Stocks rallied on Friday, finishing the week higher after European Union leaders agreed on a plan to toughen the region's budget rules to help restore market confidence after a two-year sovereign debt crisis.

The agreement went some way to address the structural problems behind the bloc's debt crisis, but investors said more was now needed to relieve stress in the region's troubled debt markets.

The fiscal agreement will help, but not for long, said George Feiger, chief executive of Contango Capital Advisors based in San Francisco.

There is no happy ending to the situation. There are just solutions that are not horrible, he said.

Equities had risen in anticipation of a plan, with the S&P 500 up 6.5 percent since late November. But Wall Street tumbled on Thursday after the European Central Bank dashed hopes for additional bond buying.

There are investors who believe the ECB will eventually have to commit to bigger purchases of euro zone sovereign debt to shore up the battered market.

At least part of Friday's rally was a snap-back from the previous session's losses, traders said.

The Dow Jones industrial average <.DJI> ended up 186.56 points, or 1.55 percent, at 12,184.26. The Standard & Poor's 500 Index <.SPX> was up 20.84 points, or 1.69 percent, at 1,255.19. The Nasdaq Composite Index <.IXIC> rose 50.47 points, or 1.94 percent, at 2,646.85.
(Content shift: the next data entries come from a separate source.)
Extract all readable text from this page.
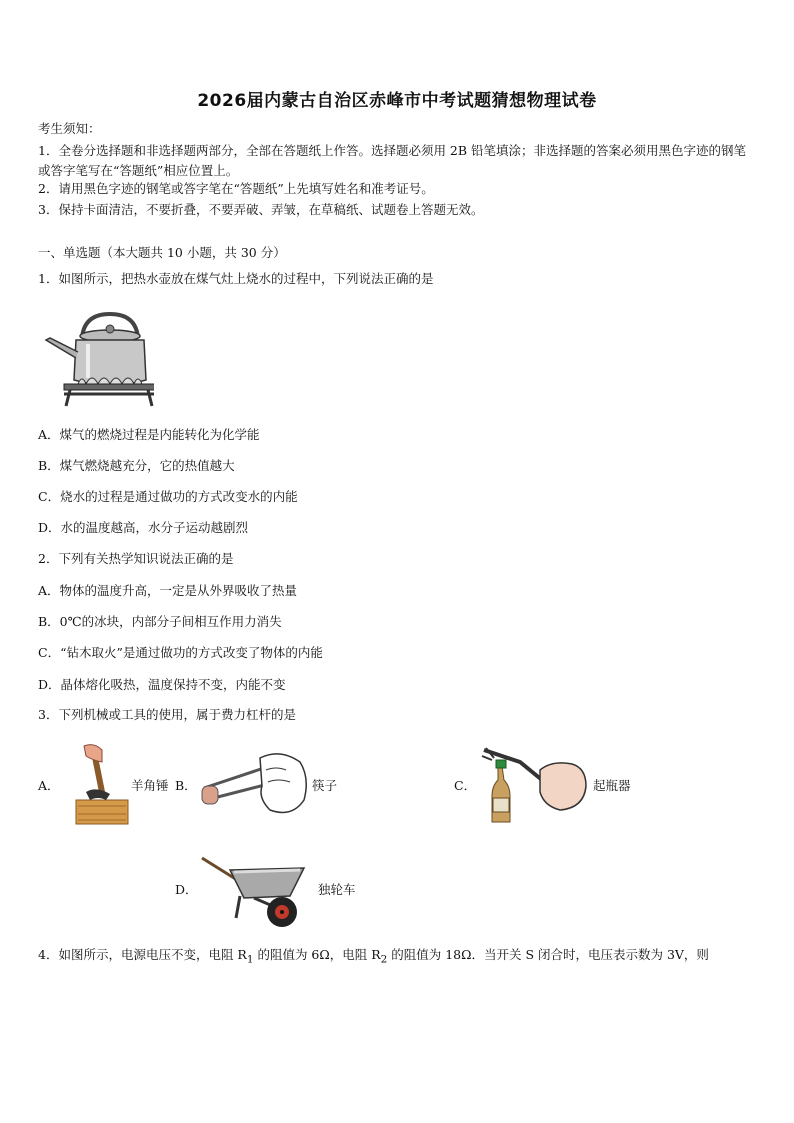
2026届内蒙古自治区赤峰市中考试题猜想物理试卷
考生须知：
1．全卷分选择题和非选择题两部分，全部在答题纸上作答。选择题必须用 2B 铅笔填涂；非选择题的答案必须用黑色字迹的钢笔或答字笔写在“答题纸”相应位置上。
2．请用黑色字迹的钢笔或答字笔在“答题纸”上先填写姓名和准考证号。
3．保持卡面清洁，不要折叠，不要弄破、弄皱，在草稿纸、试题卷上答题无效。
一、单选题（本大题共 10 小题，共 30 分）
1．如图所示，把热水壶放在煤气灶上烧水的过程中，下列说法正确的是
A．煤气的燃烧过程是内能转化为化学能
B．煤气燃烧越充分，它的热值越大
C．烧水的过程是通过做功的方式改变水的内能
D．水的温度越高，水分子运动越剧烈
2．下列有关热学知识说法正确的是
A．物体的温度升高，一定是从外界吸收了热量
B．0℃的冰块，内部分子间相互作用力消失
C．“钻木取火”是通过做功的方式改变了物体的内能
D．晶体熔化吸热，温度保持不变，内能不变
3．下列机械或工具的使用，属于费力杠杆的是
A．	羊角锤 B．	筷子	C．	起瓶器
D．	独轮车
4．如图所示，电源电压不变，电阻 $R_1$ 的阻值为 6Ω，电阻 $R_2$ 的阻值为 18Ω．当开关 S 闭合时，电压表示数为 3V，则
For the week, the Dow rose 1.4 percent, the S&P gained 0.9 percent and the Nasdaq was up 0.8 percent.

Banks, which have been pressured by the uncertainty over Europe, rallied after the EU summit. Bank of America Corp rose 2.3 percent to $5.72, while JPMorgan Chase & Co added 3 percent to $33.18. The Financial Select Sector SPDR rose 2 percent.

In the latest sign of resilience in the U.S. economy, consumer sentiment rose to its highest level in six months in early December on signs of a better jobs market and an improving economy, according to a survey by Thomson Reuters/University of Michigan.

The EU summit failed to secure changes to the EU treaty among all the member countries and investors warned the move was far from a panacea. Indications suggest the region is sliding into a recession and questions about how to bring down high sovereign debt yields are still unanswered.

Goldman Sachs suggested that investors short German equities through the benchmark DAX index <.GDAXI> in a note to clients published late on Thursday.

The European summit seems focused on a set of future priorities for increased fiscal risk sharing and the outlining of some of the needed elements of a new fiscal arrangement, but looks to have little to say about alleviating proximate stresses in Greece and Italy and the European banking system more generally, Goldman said.

Still, Italian bonds reversed losses, with traders citing frequent European Central Bank forays into Italian debt markets throughout the day.

Traders also said fast money accounts were covering short positions in bonds of so-called peripheral EU countries.

Some caution signals were sent by major U.S. companies. DuPont and Co

fell 3.1 percent to $45.04 after the Dow component cut its 2011 profit outlook, citing slower growth in some businesses.

Texas Instruments Inc cut its revenue outlook for the current quarter, warning of lower demand. The stock ended flat at $29.94.

Trading volume was 6.71 billion shares on the New York Stock Exchange, NYSE Amex and Nasdaq, below the year's daily average of around 7.95 billion shares.

Advancing stocks outnumbered declining ones by a ratio of 6 to 1 on the NYSE, while on the Nasdaq, advancers beat decliners by a ratio of 5 to 1.